# skill
Send a signal to processes selected by user, tty, pid, or command.
## Description
`skill` is the obsolete predecessor of `pkill`; both tools are kept
for compatibility, but new use cases should prefer `pkill`. The CLI
follows procps-ng's quirky convention where the signal is given as a
leading `-NAME` or `-N` argument (e.g. `skill -KILL -u alice`), like
`kill(1)`.
The default signal is `TERM`. Selectors (`-t`, `-u`, `-p`, `-c`) are
OR'd within their category and AND'd across categories.
## Inputs
- `kill(2)` syscall — sends signals to matched processes.
- `/proc/[pid]/stat` — process name (comm), PID, session, tty.

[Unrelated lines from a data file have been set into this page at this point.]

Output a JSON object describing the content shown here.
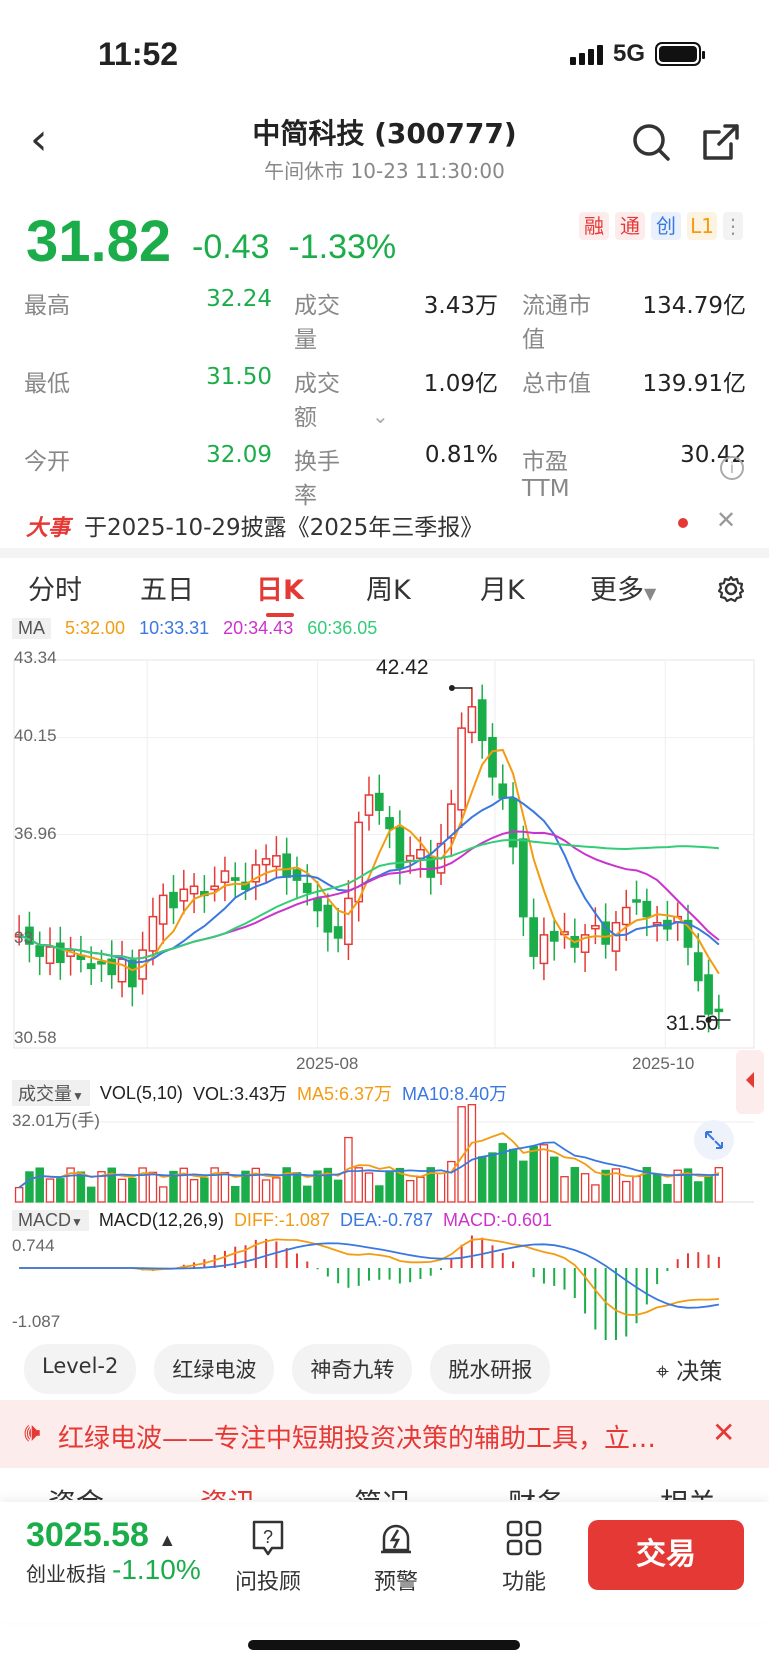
{
  "status": {
    "time": "11:52",
    "network": "5G"
  },
  "nav": {
    "title": "中简科技 (300777)",
    "subtitle": "午间休市  10-23  11:30:00"
  },
  "quote": {
    "price": "31.82",
    "change": "-0.43",
    "change_pct": "-1.33%",
    "badges": [
      "融",
      "通",
      "创",
      "L1"
    ]
  },
  "stats": [
    [
      "最高",
      "32.24",
      "成交量",
      "3.43万",
      "流通市值",
      "134.79亿"
    ],
    [
      "最低",
      "31.50",
      "成交额",
      "1.09亿",
      "总市值",
      "139.91亿"
    ],
    [
      "今开",
      "32.09",
      "换手率",
      "0.81%",
      "市盈TTM",
      "30.42"
    ]
  ],
  "event": {
    "logo": "大事",
    "text": "于2025-10-29披露《2025年三季报》"
  },
  "tabs": [
    "分时",
    "五日",
    "日K",
    "周K",
    "月K",
    "更多"
  ],
  "active_tab": "日K",
  "ma": {
    "label": "MA",
    "ma5": "5:32.00",
    "ma10": "10:33.31",
    "ma20": "20:34.43",
    "ma60": "60:36.05"
  },
  "chart_axes": {
    "y_labels": [
      "43.34",
      "40.15",
      "36.96",
      "33",
      "30.58"
    ],
    "x_labels": [
      "2025-08",
      "2025-10"
    ],
    "high_label": "42.42",
    "low_label": "31.50"
  },
  "volume": {
    "tag": "成交量",
    "vol_desc": "VOL(5,10)",
    "vol_val": "VOL:3.43万",
    "ma5": "MA5:6.37万",
    "ma10": "MA10:8.40万",
    "max_label": "32.01万(手)"
  },
  "macd": {
    "tag": "MACD",
    "desc": "MACD(12,26,9)",
    "diff": "DIFF:-1.087",
    "dea": "DEA:-0.787",
    "macd": "MACD:-0.601",
    "top_label": "0.744",
    "bottom_label": "-1.087"
  },
  "tools": [
    "Level-2",
    "红绿电波",
    "神奇九转",
    "脱水研报"
  ],
  "decision": "决策",
  "promo": "红绿电波——专注中短期投资决策的辅助工具，立即体验",
  "peek_tabs": [
    "资金",
    "资讯",
    "简况",
    "财务",
    "相关"
  ],
  "index": {
    "value": "3025.58",
    "name": "创业板指",
    "change": "-1.10%"
  },
  "bottom_buttons": [
    "问投顾",
    "预警",
    "功能"
  ],
  "trade": "交易",
  "colors": {
    "up": "#e53935",
    "down": "#1aad4a",
    "ma5": "#f39c12",
    "ma10": "#3a78e0",
    "ma20": "#cc33cc",
    "ma60": "#33cc77"
  },
  "chart_data": {
    "type": "candlestick",
    "y_range": [
      30.58,
      43.34
    ],
    "candles_close": [
      34.3,
      34.0,
      33.6,
      33.9,
      33.4,
      33.8,
      33.5,
      33.2,
      33.4,
      33.0,
      33.5,
      32.6,
      33.8,
      34.9,
      35.6,
      35.2,
      35.8,
      35.9,
      35.6,
      35.9,
      36.4,
      36.1,
      35.8,
      36.6,
      36.8,
      36.9,
      36.2,
      36.1,
      35.7,
      35.1,
      34.4,
      34.2,
      35.5,
      38.0,
      38.9,
      38.4,
      37.8,
      36.5,
      36.9,
      37.1,
      36.2,
      37.3,
      38.6,
      41.1,
      41.8,
      40.7,
      39.5,
      38.8,
      37.2,
      34.9,
      33.6,
      34.3,
      34.1,
      34.4,
      33.9,
      34.3,
      34.6,
      34.0,
      34.7,
      35.2,
      35.4,
      34.9,
      34.7,
      34.5,
      34.9,
      33.9,
      32.8,
      31.7,
      31.82
    ]
  }
}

- `/proc/[pid]/status` — effective UID.
- `/proc/[pid]/cmdline` — full command line (when matching by `-c`).
## Synopsis
```
skill [signal] [options] <expression>
```
`expression` is a list of bare PIDs (interpreted in conjunction with
`-p`). Selectors with explicit flags can be mixed with bare PIDs.
## Arguments
| `-<SIG>` (e.g. `-9`, `-KILL`, `-SIGKILL`) | Signal to send. Default: `TERM` |
| `--signal SIG` | Same as the leading-flag form, but in long-flag style |
| `-l, --list` | List all signal names |
| `-L, --table` | List all signal names in a numbered table |
| `-n, --no-action` | Don't send signals; just print matching PIDs |
| `-v, --verbose` | Print the PID and `comm` of each signaled process |
| `-t, --tty TTY` | Match processes whose controlling tty is `TTY` (repeatable) |
| `-u, --user USER` | Match processes whose effective user is `USER` (name or numeric UID, repeatable) |
| `-p, --pid PID` | Match processes by PID (repeatable) |
| `-c, --command CMD` | Match processes whose `comm` is exactly `CMD` (repeatable) |
| `--help` / `-V, --version` | Help / version |
The signal can appear anywhere on the command line. Bare positional
integers are added to the PID list.
## Behavior
### Selection
`-c` values match the process `comm` exactly; multiple `-c` values are
OR'd. `-p` values become an exact PID filter. Selectors across
categories (`-t`, `-u`, `-p`, `-c`) are combined with AND.
### `-l` / `-L`
Identical output to `kill -l` / `kill -L`. Standard signals 1–31 only;
real-time signals are omitted.
### `-n` (no-action)
Prints matching PIDs, one per line, in ascending order. Useful as a
dry-run before signaling.
### `-v` (verbose)
For each successfully signaled process, prints `pid: comm`.
## Exit codes
| 0 | At least one process matched and was signaled (or list/table requested) |
| 1 | No processes matched, or all signal deliveries failed |
| 2 | Usage error (unknown signal, no expression given, invalid argument) |
## Divergences from procps-ng
Behaviour matches procps-ng for the supported flag set; some
procps-ng features are not yet implemented:
- `-i` (interactive), `-f` (fast), `-w` (warnings) mode flags.
- `--ns PID` and `--nslist NS,...` — namespace-based selection.
- Real-time signals (`SIGRTMIN..SIGRTMAX`) cannot be named; they are
still deliverable by number via `--signal N`.
Error messages for invalid arguments use different wording.